Here’s a list of resources about Theranos, Elizabeth Holmes and the upcoming trial.


All official court documents and proceedings info here on the North District of California’s website.

Bad Blood: Secrets and Lies in a Silicon Valley Startup by John Carreyrou (You can hear him talk about the story in this Wharton Podcast)

A comprehensive timeline of coverage from the Wall Street Journal is here, including Carreyrou’s 2015 article, Hot Startup Theranos Has Struggled With Its Blood-Test Technology, which first reported on the real state of the company.

A great article from Vanity Fair by Nick Bilton, How Elizabeth Holmes’s house of cards came tumbling down


The Dropout: Elizabeth Holmes on Trial

Money. Romance. Tragedy. Deception. The story of Elizabeth Holmes and Theranos is an unbelievable tale of ambition and fame gone terribly wrong.
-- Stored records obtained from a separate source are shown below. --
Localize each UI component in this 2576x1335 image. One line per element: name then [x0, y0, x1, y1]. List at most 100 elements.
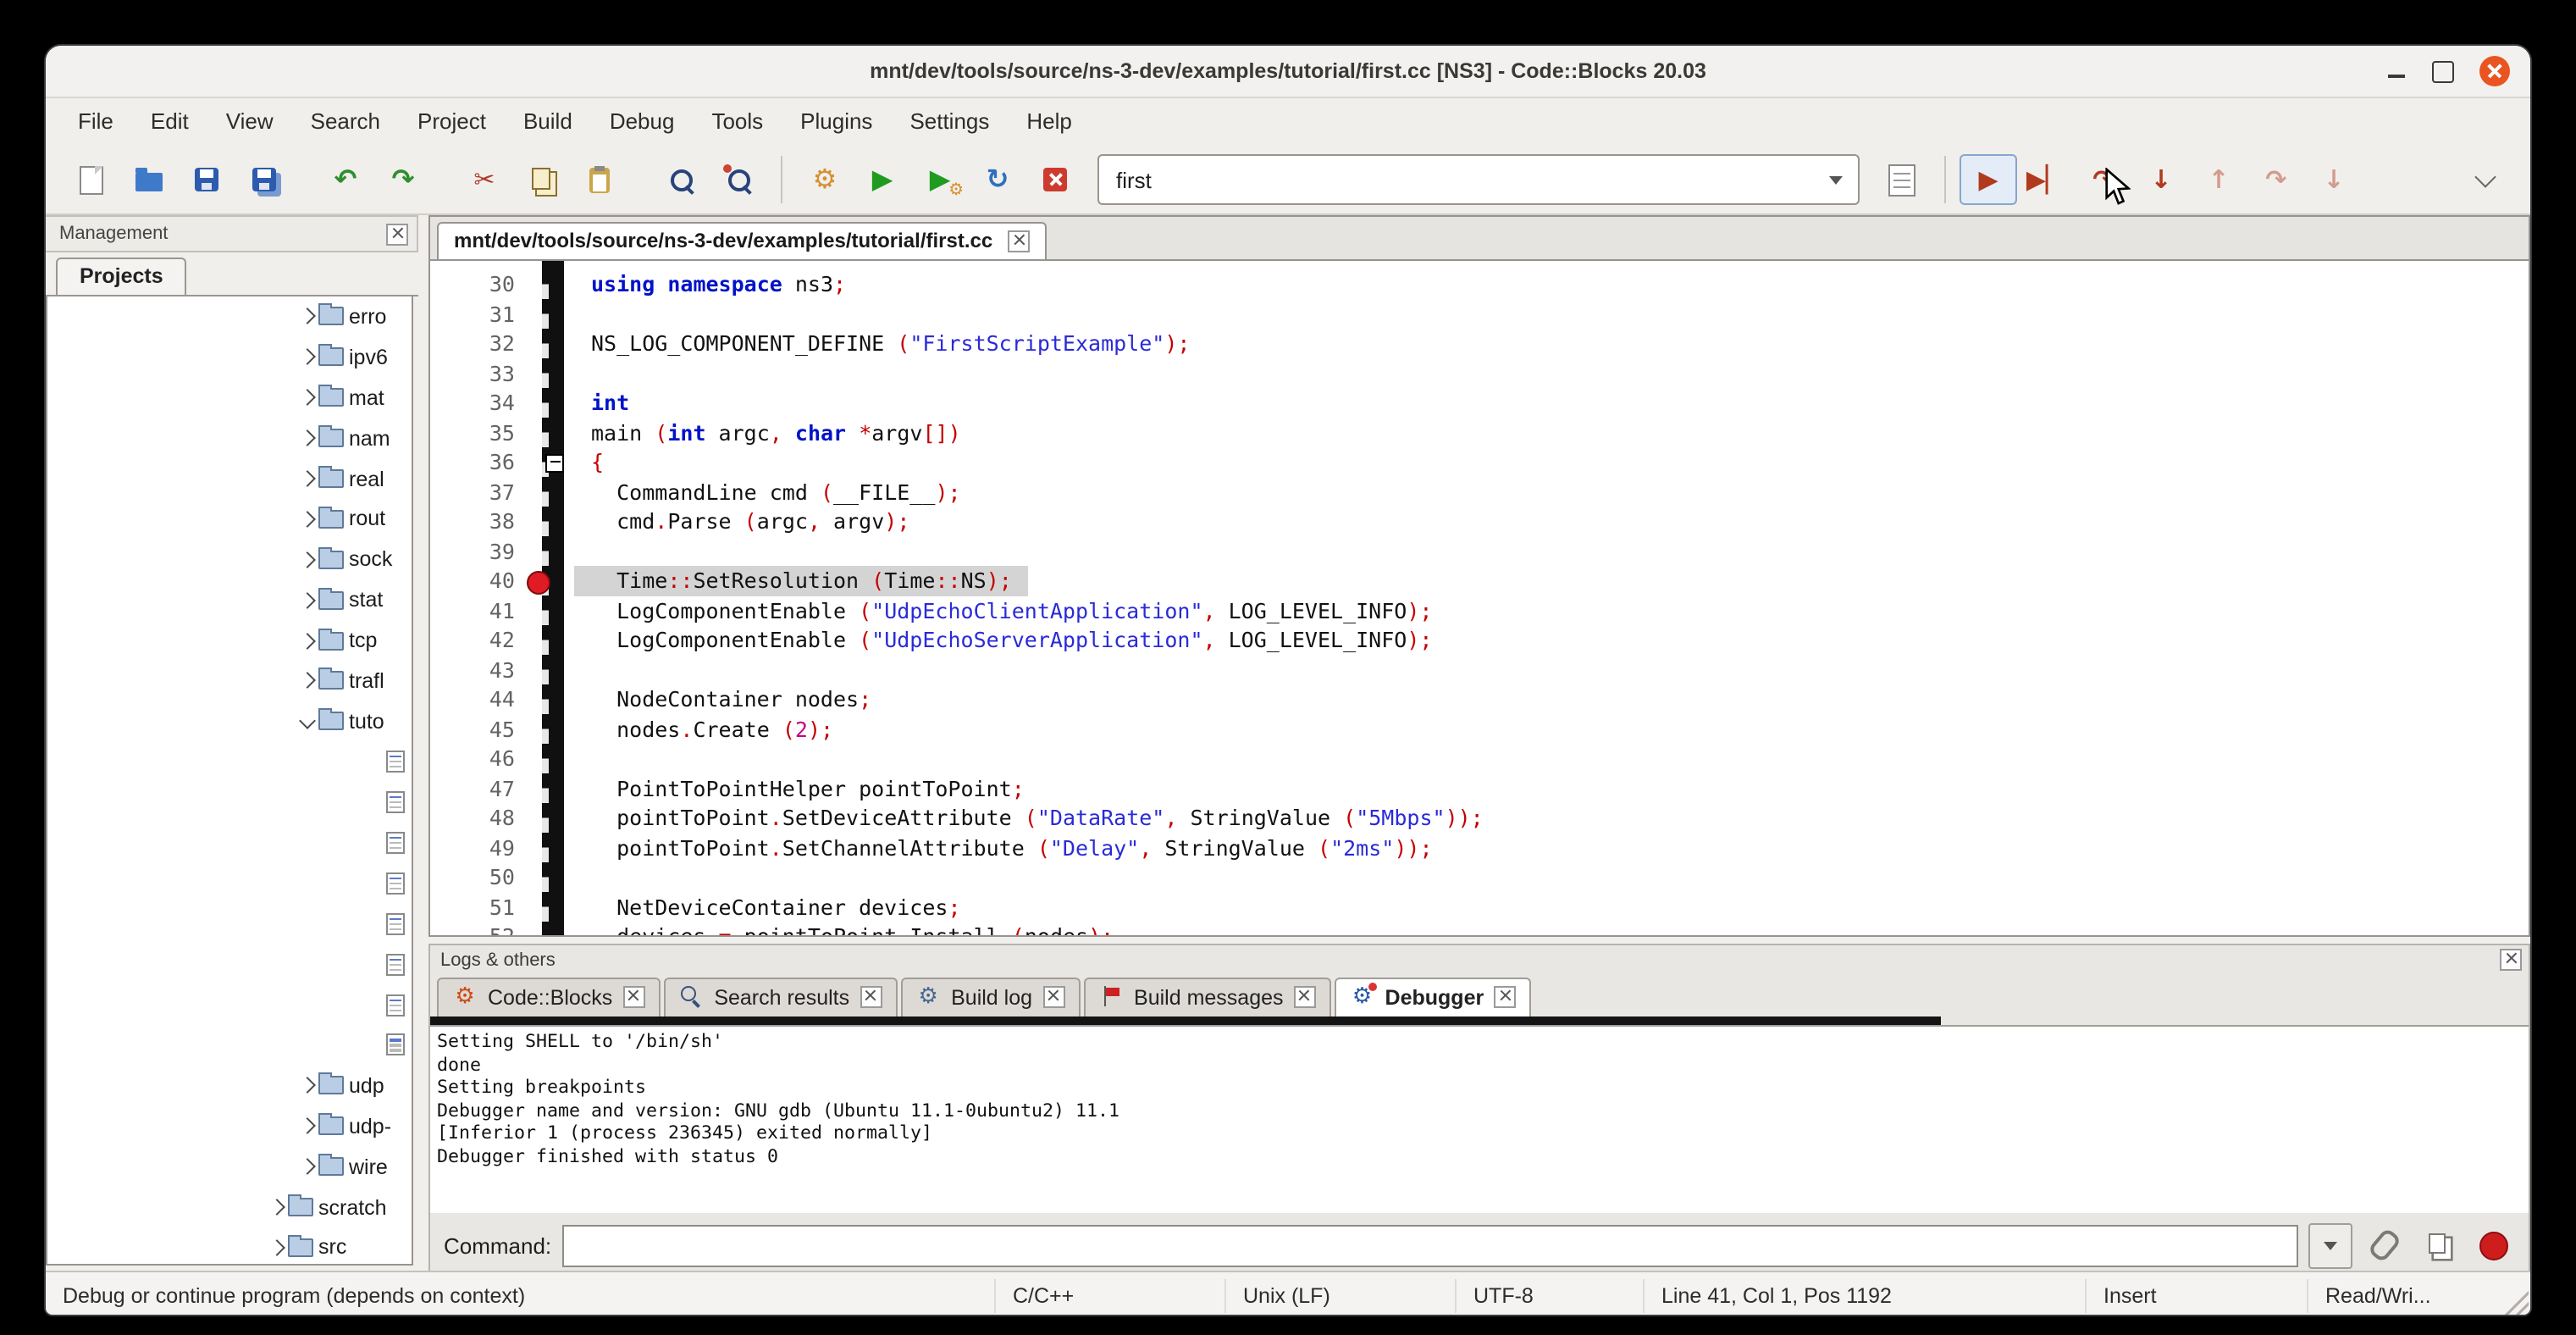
chevron-right-icon[interactable] — [295, 473, 318, 485]
menu-item-settings[interactable]: Settings — [891, 98, 1008, 146]
tab-close-icon[interactable] — [1294, 986, 1316, 1008]
breakpoint-marker[interactable] — [527, 570, 550, 594]
build-and-run-button[interactable]: ▶⚙ — [911, 154, 969, 205]
undo-button[interactable]: ↶ — [317, 154, 374, 205]
tree-item-se[interactable]: se — [47, 944, 412, 985]
code-line[interactable]: 30using namespace ns3; — [430, 269, 2529, 299]
code-line[interactable]: 34int — [430, 388, 2529, 418]
code-line[interactable]: 43 — [430, 655, 2529, 684]
step-into-button[interactable]: ↓ — [2132, 154, 2190, 205]
breakpoint-margin[interactable] — [525, 714, 552, 744]
logs-tab-debugger[interactable]: ⚙Debugger — [1335, 978, 1532, 1016]
tree-item-fif[interactable]: fif — [47, 742, 412, 783]
code-line[interactable]: 33 — [430, 358, 2529, 388]
code-line[interactable]: 44 NodeContainer nodes; — [430, 684, 2529, 714]
tree-item-tcp[interactable]: tcp — [47, 620, 412, 661]
menu-item-plugins[interactable]: Plugins — [782, 98, 891, 146]
code-line[interactable]: 50 — [430, 862, 2529, 892]
command-history-dropdown-button[interactable] — [2308, 1222, 2352, 1268]
tree-item-wire[interactable]: wire — [47, 1146, 412, 1187]
menu-item-project[interactable]: Project — [399, 98, 505, 146]
tree-item-si[interactable]: si — [47, 984, 412, 1025]
chevron-right-icon[interactable] — [295, 513, 318, 525]
code-line[interactable]: 40 Time::SetResolution (Time::NS); — [430, 566, 2529, 595]
tree-item-udp[interactable]: udp- — [47, 1106, 412, 1147]
debug-continue-button[interactable]: ▶ — [1960, 154, 2017, 205]
step-out-button[interactable]: ↑ — [2190, 154, 2247, 205]
logs-tab-codeblocks[interactable]: ⚙Code::Blocks — [437, 978, 660, 1016]
logs-tab-gear[interactable]: ⚙Build log — [900, 978, 1080, 1016]
chevron-right-icon[interactable] — [295, 1161, 318, 1172]
close-icon[interactable] — [2479, 56, 2510, 86]
save-button[interactable] — [178, 154, 235, 205]
maximize-icon[interactable] — [2432, 60, 2454, 82]
build-target-combo[interactable]: first — [1097, 154, 1860, 205]
breakpoint-margin[interactable] — [525, 833, 552, 862]
editor-tab-close-icon[interactable] — [1008, 230, 1030, 252]
build-button[interactable]: ⚙ — [796, 154, 854, 205]
logs-tab-flag[interactable]: Build messages — [1083, 978, 1331, 1016]
management-close-icon[interactable] — [386, 223, 408, 245]
breakpoint-margin[interactable] — [525, 566, 552, 595]
code-line[interactable]: 48 pointToPoint.SetDeviceAttribute ("Dat… — [430, 803, 2529, 833]
editor-tab[interactable]: mnt/dev/tools/source/ns-3-dev/examples/t… — [437, 222, 1047, 259]
tab-close-icon[interactable] — [1042, 986, 1064, 1008]
breakpoint-margin[interactable] — [525, 358, 552, 388]
code-line[interactable]: 45 nodes.Create (2); — [430, 714, 2529, 744]
paste-button[interactable] — [571, 154, 628, 205]
breakpoint-margin[interactable] — [525, 684, 552, 714]
chevron-right-icon[interactable] — [295, 675, 318, 687]
build-target-button[interactable] — [1873, 154, 1931, 205]
abort-button[interactable] — [1026, 154, 1084, 205]
breakpoint-margin[interactable] — [525, 299, 552, 329]
titlebar[interactable]: mnt/dev/tools/source/ns-3-dev/examples/t… — [46, 46, 2530, 98]
chevron-right-icon[interactable] — [295, 634, 318, 646]
redo-button[interactable]: ↷ — [374, 154, 432, 205]
menu-item-edit[interactable]: Edit — [132, 98, 207, 146]
cut-button[interactable]: ✂ — [456, 154, 513, 205]
menu-item-debug[interactable]: Debug — [591, 98, 694, 146]
find-button[interactable] — [652, 154, 710, 205]
chevron-right-icon[interactable] — [264, 1201, 288, 1213]
code-line[interactable]: 38 cmd.Parse (argc, argv); — [430, 507, 2529, 536]
combo-dropdown-button[interactable] — [1814, 156, 1858, 203]
tree-item-erro[interactable]: erro — [47, 296, 412, 337]
breakpoint-margin[interactable] — [525, 388, 552, 418]
breakpoint-margin[interactable] — [525, 418, 552, 447]
run-button[interactable]: ▶ — [854, 154, 911, 205]
breakpoint-margin[interactable] — [525, 507, 552, 536]
tab-projects[interactable]: Projects — [56, 258, 187, 295]
run-to-cursor-button[interactable]: ▶▏ — [2017, 154, 2075, 205]
tree-item-stat[interactable]: stat — [47, 579, 412, 620]
breakpoint-margin[interactable] — [525, 477, 552, 507]
code-area[interactable]: 30using namespace ns3;3132NS_LOG_COMPONE… — [430, 261, 2529, 937]
tree-item-th[interactable]: th — [47, 1025, 412, 1066]
tree-item-udp[interactable]: udp — [47, 1066, 412, 1106]
chevron-down-icon[interactable] — [295, 716, 318, 728]
code-line[interactable]: 36{ — [430, 447, 2529, 477]
code-line[interactable]: 47 PointToPointHelper pointToPoint; — [430, 773, 2529, 803]
toolbar-overflow-button[interactable] — [2456, 154, 2513, 205]
tree-item-real[interactable]: real — [47, 458, 412, 499]
tree-item-mat[interactable]: mat — [47, 378, 412, 418]
menu-item-build[interactable]: Build — [505, 98, 591, 146]
code-line[interactable]: 41 LogComponentEnable ("UdpEchoClientApp… — [430, 595, 2529, 625]
step-into-instruction-button[interactable]: ↓ — [2305, 154, 2363, 205]
chevron-right-icon[interactable] — [295, 554, 318, 566]
breakpoint-margin[interactable] — [525, 773, 552, 803]
chevron-right-icon[interactable] — [295, 391, 318, 403]
tab-close-icon[interactable] — [860, 986, 882, 1008]
breakpoint-margin[interactable] — [525, 269, 552, 299]
replace-button[interactable] — [710, 154, 767, 205]
menu-item-file[interactable]: File — [59, 98, 132, 146]
tab-close-icon[interactable] — [1494, 986, 1516, 1008]
tree-item-scratch[interactable]: scratch — [47, 1187, 412, 1227]
new-file-button[interactable] — [63, 154, 120, 205]
code-line[interactable]: 46 — [430, 744, 2529, 773]
chevron-right-icon[interactable] — [295, 311, 318, 323]
tree-item-rout[interactable]: rout — [47, 499, 412, 540]
code-line[interactable]: 42 LogComponentEnable ("UdpEchoServerApp… — [430, 625, 2529, 655]
tree-item-src[interactable]: src — [47, 1227, 412, 1266]
menu-item-search[interactable]: Search — [292, 98, 399, 146]
breakpoint-margin[interactable] — [525, 595, 552, 625]
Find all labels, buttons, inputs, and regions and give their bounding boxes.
How did the world’s youngest self-made female billionaire lose it all in the blink of an eye? 

Bad Blood: The Final Chapter (Podcast with John Carreyrou who wrote the book of same title)


The Inventor: Out for Blood in Silicon Valley (HBO)

The story of Theranos, a multi-billion dollar tech company, its founder Elizabeth Holmes, the youngest self-made female billionaire, and the massive fraud that collapsed the company.

Elizabeth Holmes exposed: the $9 billion medical ‘miracle’ that never existed (60 Minutes Australia)

Elizabeth Holmes: The ‘Valley of Hype’ behind the rise and fall of Theranos (via Yahoo Finance presents)

YouTube Channel: The Lawyer You Know

The Lawyer You Know is doing weekly updates on the Trial, week one update is here…

And the movie is coming soon

Carreyrou’s book, Bad Blood: Secrets and Lies in a Silicon Valley Startup, is also being adapted for a film that’ll star Jennifer Lawrence as Elizabeth Holmes. Not word yet on when the movie will actually be released.

Elizabeth Holmes arrives at the 3rd Annual Breakthrough Prize Award Ceremony at NASA Ames Research Center on November 8, 2015 in Mountain View, California. Photo: C. Flaniga, Getty Images

I will continue to update the resources on this page as I find them. If you know of any others I’d love to hear from you to add to add them.